Lebih lanjut Akmal menuturkan bahwa sinkretisme jelas-jelas menggabung-gabungkan banyak agama sehingga saling mewarnai dan bercampur-aduk, akibat pandangannya bahwa semua agama memiliki kekurangan yang bisa ditutup oleh kelebihan dari agama lain yang diadopsi. Filsafat perenial menganggap bahwa semua agama berbeda pada level eksoterik dan sama pada level esoterik.
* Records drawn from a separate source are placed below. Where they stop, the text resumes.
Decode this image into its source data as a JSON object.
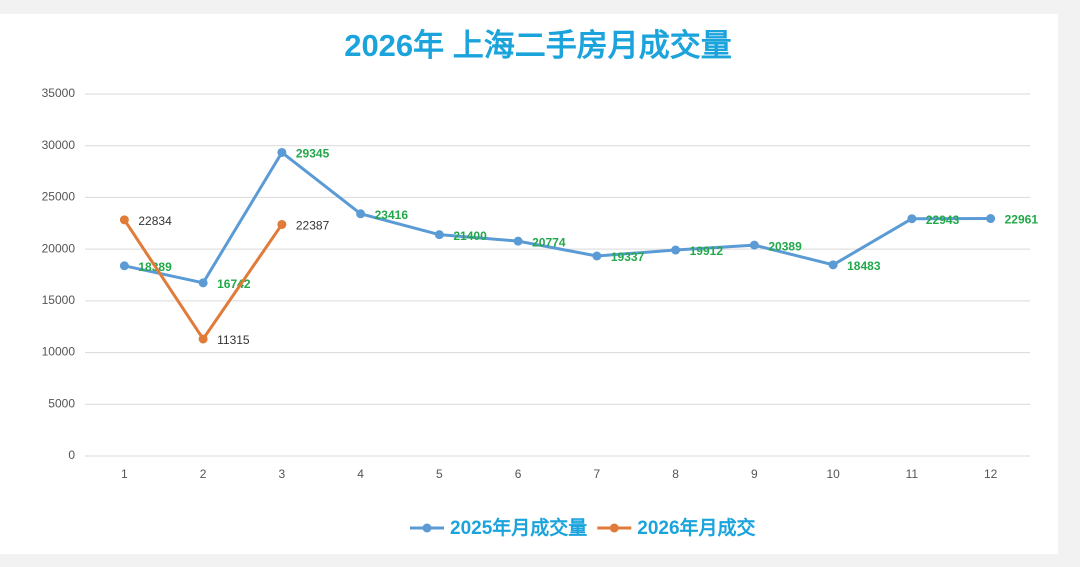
{
  "chart_data": {
    "type": "line",
    "title": "2026年 上海二手房月成交量",
    "categories": [
      1,
      2,
      3,
      4,
      5,
      6,
      7,
      8,
      9,
      10,
      11,
      12
    ],
    "series": [
      {
        "name": "2025年月成交量",
        "color": "#5b9bd5",
        "label_color": "#22a84a",
        "values": [
          18389,
          16742,
          29345,
          23416,
          21400,
          20774,
          19337,
          19912,
          20389,
          18483,
          22943,
          22961
        ]
      },
      {
        "name": "2026年月成交",
        "color": "#e07b39",
        "label_color": "#333333",
        "values": [
          22834,
          11315,
          22387,
          null,
          null,
          null,
          null,
          null,
          null,
          null,
          null,
          null
        ]
      }
    ],
    "ylim": [
      0,
      35000
    ],
    "yticks": [
      0,
      5000,
      10000,
      15000,
      20000,
      25000,
      30000,
      35000
    ],
    "grid": true,
    "legend": "bottom"
  }
}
Terakhir, teosofi-mason bebas mengklaim bahwa semua agama bersumber dari Tuhan yang sama, tapi diajarkan pada bangsa-bangsa secara berbeda menurut tingkat evolusinya.

Padahal, menurut peneliti INSISTS ini, setiap paham yang mengajarkan bahwa semua agama adalah sama dan mengklaim bahwa kebenaran agama itu relatif, telah diharamkan oleh fatwa MUI pada 2005 lalu, yang ditandatangani sendiri oleh Wakil Presiden saat ini, K.H. Maruf Amin.

“Ajaran pluralisme teologis seperti itu jelas-jelas merusak dan membuat orang ragu pada ajaran agamanya sendiri serta mengaburkan garis-garis nilai kebenaran,” kata Zidna Qaulan Tsaqila, salah satu peserta kuliah.

“Parahnya, kaum pluralis kerap bersembunyi di balik kata toleransi, padahal keduanya jelas berbeda, dan jargon-jargon toleransi yang kosong sering mereka gunakan sembarangan untuk pihak lawan yang tak sependapat dengan mereka dan secara perlahan menyebarkan paham pluralisme agama mereka,” tambahnya.

Sementara itu, Alvin Haidar yang juga peserta SPI turut menyampaikan komentarnya.

“Minimnya umat Islam yang menjadikan din Islam sebagai worldview membuat publik mudah terbawa arus dan bersikap mengiyakan saja berbagai propaganda kaum sekularis-pluralis-liberalis itu,” ungkap Alvin.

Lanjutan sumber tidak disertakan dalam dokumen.